As negociações para a escolha de autoridades de transição avançavam nesta quarta-feira (20) no Haiti, de onde os Estados Unidos retiraram mais cidadãos devido à insegurança causada pelas gangues.
Os distúrbios se concentraram nas últimas horas em Pétion-Ville, uma área abastada nos arredores da capital, onde o som de tiros é frequente, segundo um correspondente da AFP.
O país caribenho vive semanas de terror desde que bandos armados iniciaram uma guerra aberta contra o polêmico primeiro-ministro, Ariel Henry, com ataques a delegacias, prisões e outros edifícios públicos.
Na semana passada, o premier concordou em renunciar e abrir caminho para um conselho presidencial de transição, cuja formação tem sido atrasada por dissensões internas.
Nesta quarta-feira, o EDE/RED, um dos partidos que já havia escolhido seu candidato para integrar o órgão governamental, decidiu mudar de representante.
"As conversas continuam. Estou confiante de que levará um pouco de tempo, mas tudo indica que estão avançando", disse nesta quarta-feira Carolyn Rodrigues-Birkett, embaixadora da Guiana na ONU.
Uma fonte do governo haitiano afirmou à AFP que "nenhuma lista [de membros do conselho] foi comunicada" a Henry.
O líder questionado governava desde o assassinato do presidente Jovenel Moïse em 2021, mas, nas últimas semanas, sua posição tornou-se insustentável em um país que não realiza eleições desde 2016.
- Evacuações por helicóptero -
As novas autoridades - formadas por representantes de partidos políticos e da sociedade civil - deverão escolher um primeiro-ministro interino e formar um governo inclusivo.
Um de seus primeiros desafios será conter a insegurança crônica, uma tarefa para a qual talvez recebam ajuda de uma missão internacional com policiais do Quênia.
Após a renúncia de Henry, o país africano suspendeu sua participação nessa força supervisionada pela ONU, mas depois afirmou que manteria seu compromisso assim que o conselho de transição fosse instalado.
"Houve hoje muitos bloqueios de ruas em Porto Príncipe. Como resultado, o Programa Mundial de Alimentos só conseguiu levar alimento quente a 10 dos 14 lugares aos quais previa chegar", lamentou nas redes sociais Jean-Martin Bauer, representante no Haiti desse órgão da ONU. "Faremos o que pudermos para ajudar, mas precisamos de segurança e acesso."
O toque de recolher noturno, que deveria terminar hoje, foi prorrogado até sábado no departamento do oeste, que inclui a capital, anunciou o governo.

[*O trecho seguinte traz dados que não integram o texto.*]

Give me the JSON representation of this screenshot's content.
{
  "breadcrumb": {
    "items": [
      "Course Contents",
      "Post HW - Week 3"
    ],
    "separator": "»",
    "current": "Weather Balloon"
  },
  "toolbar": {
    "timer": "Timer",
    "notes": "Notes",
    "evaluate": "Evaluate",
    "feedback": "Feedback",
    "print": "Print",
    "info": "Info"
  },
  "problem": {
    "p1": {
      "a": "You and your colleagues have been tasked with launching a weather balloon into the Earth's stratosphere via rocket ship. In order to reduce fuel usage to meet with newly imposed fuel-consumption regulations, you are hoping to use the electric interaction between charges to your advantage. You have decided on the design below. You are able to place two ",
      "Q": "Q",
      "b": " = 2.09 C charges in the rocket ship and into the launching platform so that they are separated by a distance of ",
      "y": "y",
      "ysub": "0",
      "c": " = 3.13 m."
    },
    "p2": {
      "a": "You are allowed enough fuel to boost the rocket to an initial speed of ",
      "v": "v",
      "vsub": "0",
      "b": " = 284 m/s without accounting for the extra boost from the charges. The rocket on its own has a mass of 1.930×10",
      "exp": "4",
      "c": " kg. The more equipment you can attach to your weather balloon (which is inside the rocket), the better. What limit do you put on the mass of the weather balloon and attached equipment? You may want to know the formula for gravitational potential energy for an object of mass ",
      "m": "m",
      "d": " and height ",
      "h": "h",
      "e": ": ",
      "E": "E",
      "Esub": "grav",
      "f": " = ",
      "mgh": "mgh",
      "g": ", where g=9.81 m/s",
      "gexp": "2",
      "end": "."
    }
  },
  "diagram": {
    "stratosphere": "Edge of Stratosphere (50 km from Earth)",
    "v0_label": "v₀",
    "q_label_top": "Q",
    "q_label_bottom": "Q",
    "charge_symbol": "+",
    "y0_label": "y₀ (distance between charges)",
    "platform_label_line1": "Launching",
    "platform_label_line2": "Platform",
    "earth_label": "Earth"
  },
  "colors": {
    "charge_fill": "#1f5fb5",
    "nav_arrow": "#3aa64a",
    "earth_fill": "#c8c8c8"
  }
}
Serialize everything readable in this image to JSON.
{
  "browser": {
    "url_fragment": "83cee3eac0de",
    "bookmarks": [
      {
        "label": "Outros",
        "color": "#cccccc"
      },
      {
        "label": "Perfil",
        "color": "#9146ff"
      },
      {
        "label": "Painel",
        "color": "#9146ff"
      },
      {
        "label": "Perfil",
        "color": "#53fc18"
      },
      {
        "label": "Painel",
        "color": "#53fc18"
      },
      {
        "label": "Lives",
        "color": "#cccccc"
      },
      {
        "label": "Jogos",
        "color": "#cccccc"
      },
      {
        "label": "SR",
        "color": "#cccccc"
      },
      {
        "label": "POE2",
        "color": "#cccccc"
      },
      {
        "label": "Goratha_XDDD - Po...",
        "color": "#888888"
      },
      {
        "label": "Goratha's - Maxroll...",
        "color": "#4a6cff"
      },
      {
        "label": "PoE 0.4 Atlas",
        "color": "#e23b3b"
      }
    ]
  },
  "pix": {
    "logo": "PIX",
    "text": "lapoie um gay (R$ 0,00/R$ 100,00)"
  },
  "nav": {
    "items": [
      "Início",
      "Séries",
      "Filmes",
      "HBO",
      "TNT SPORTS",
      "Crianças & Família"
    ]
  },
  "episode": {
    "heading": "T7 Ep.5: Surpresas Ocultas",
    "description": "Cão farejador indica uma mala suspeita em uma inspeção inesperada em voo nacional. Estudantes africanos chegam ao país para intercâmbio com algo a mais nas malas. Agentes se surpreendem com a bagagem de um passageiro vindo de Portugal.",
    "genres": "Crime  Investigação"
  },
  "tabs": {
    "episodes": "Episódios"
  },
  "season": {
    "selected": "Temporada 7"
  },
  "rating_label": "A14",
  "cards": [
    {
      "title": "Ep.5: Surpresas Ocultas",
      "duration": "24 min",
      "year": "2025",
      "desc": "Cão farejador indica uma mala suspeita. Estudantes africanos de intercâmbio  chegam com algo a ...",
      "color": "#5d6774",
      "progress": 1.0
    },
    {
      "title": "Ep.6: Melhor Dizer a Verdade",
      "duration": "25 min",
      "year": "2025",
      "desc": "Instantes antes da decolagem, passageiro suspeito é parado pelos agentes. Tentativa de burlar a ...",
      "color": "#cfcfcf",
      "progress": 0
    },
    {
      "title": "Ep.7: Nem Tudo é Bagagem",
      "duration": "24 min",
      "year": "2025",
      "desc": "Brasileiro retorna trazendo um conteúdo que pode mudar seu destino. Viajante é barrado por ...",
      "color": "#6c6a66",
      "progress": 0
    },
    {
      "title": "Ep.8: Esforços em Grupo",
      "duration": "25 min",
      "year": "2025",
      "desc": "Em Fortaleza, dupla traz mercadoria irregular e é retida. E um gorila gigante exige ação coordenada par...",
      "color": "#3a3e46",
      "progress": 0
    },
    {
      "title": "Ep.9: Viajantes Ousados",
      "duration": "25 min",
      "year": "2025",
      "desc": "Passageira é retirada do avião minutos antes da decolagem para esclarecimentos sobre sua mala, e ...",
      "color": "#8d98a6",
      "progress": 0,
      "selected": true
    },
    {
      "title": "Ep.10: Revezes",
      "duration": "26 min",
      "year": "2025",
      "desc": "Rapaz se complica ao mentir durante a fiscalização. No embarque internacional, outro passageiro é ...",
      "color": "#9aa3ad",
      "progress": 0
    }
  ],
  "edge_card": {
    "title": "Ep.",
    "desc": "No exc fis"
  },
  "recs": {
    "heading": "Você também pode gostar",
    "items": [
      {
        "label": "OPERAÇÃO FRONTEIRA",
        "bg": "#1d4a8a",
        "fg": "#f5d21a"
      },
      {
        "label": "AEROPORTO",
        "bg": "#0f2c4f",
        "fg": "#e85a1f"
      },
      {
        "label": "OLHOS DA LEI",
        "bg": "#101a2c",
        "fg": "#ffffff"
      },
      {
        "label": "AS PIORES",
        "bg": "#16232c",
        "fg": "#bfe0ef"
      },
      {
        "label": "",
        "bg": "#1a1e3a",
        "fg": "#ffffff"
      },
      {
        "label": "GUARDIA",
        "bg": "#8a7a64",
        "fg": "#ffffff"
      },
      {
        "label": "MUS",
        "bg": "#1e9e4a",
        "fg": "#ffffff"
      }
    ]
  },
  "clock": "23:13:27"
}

Diante da violência em Porto Príncipe, os Estados Unidos anunciaram nesta quarta-feira que haviam fretado um helicóptero para transportar 15 de seus cidadãos da capital para a vizinha República Dominicana. "Esperamos que o helicóptero faça várias viagens para tentar tirar o maior número possível de americanos", disse um porta-voz do Departamento de Estado.
Separadamente, um voo de resgate organizado pelo governador da Flórida, Ron DeSantis, transportou na noite de hoje 14 americanos do Haiti para aquele estado americano. DeSantis disse que esse deve ser "o primeiro de muitos voos" para cidadãos americanos, segundo a imprensa local.
- 'Arruinado' -
Porto Príncipe continuava sofrendo com a lei das gangues. Um policial designado para a segurança do gabinete do primeiro-ministro foi morto a tiros hoje, segundo o sindicato de polícia Synapoha.
E os gangues estão tentando tomar o controle de áreas de Pétion-Ville, de acordo com três moradores locais contatados pela AFP.
Em algumas estradas dessa comuna, os residentes ergueram barricadas em uma tentativa desesperada de se proteger do ataque dos grupos armados, disseram as mesmas fontes.
"Estou arruinado. Não tenho mais nada para vender", lamentou na terça-feira Gérard Vil, um comerciante da região. "Sempre vivi em Pétion-Ville, mas vendia coisas no centro de Porto Príncipe. Desde que a insegurança aumentou, não dá mais para vender lá".
Diante do caos e do temor de um êxodo em massa, o Alto Comissariado das Nações Unidas para os Refugiados (Acnur) lembrou que é "imperativo garantir que os haitianos recebam a proteção internacional do estatuto de refugiado que possam precisar".
"Também reiteramos nosso apelo a todos os Estados para que não forcem o retorno de pessoas ao Haiti, incluindo aquelas cujos pedidos de asilo foram rejeitados", insistiu a agência da ONU.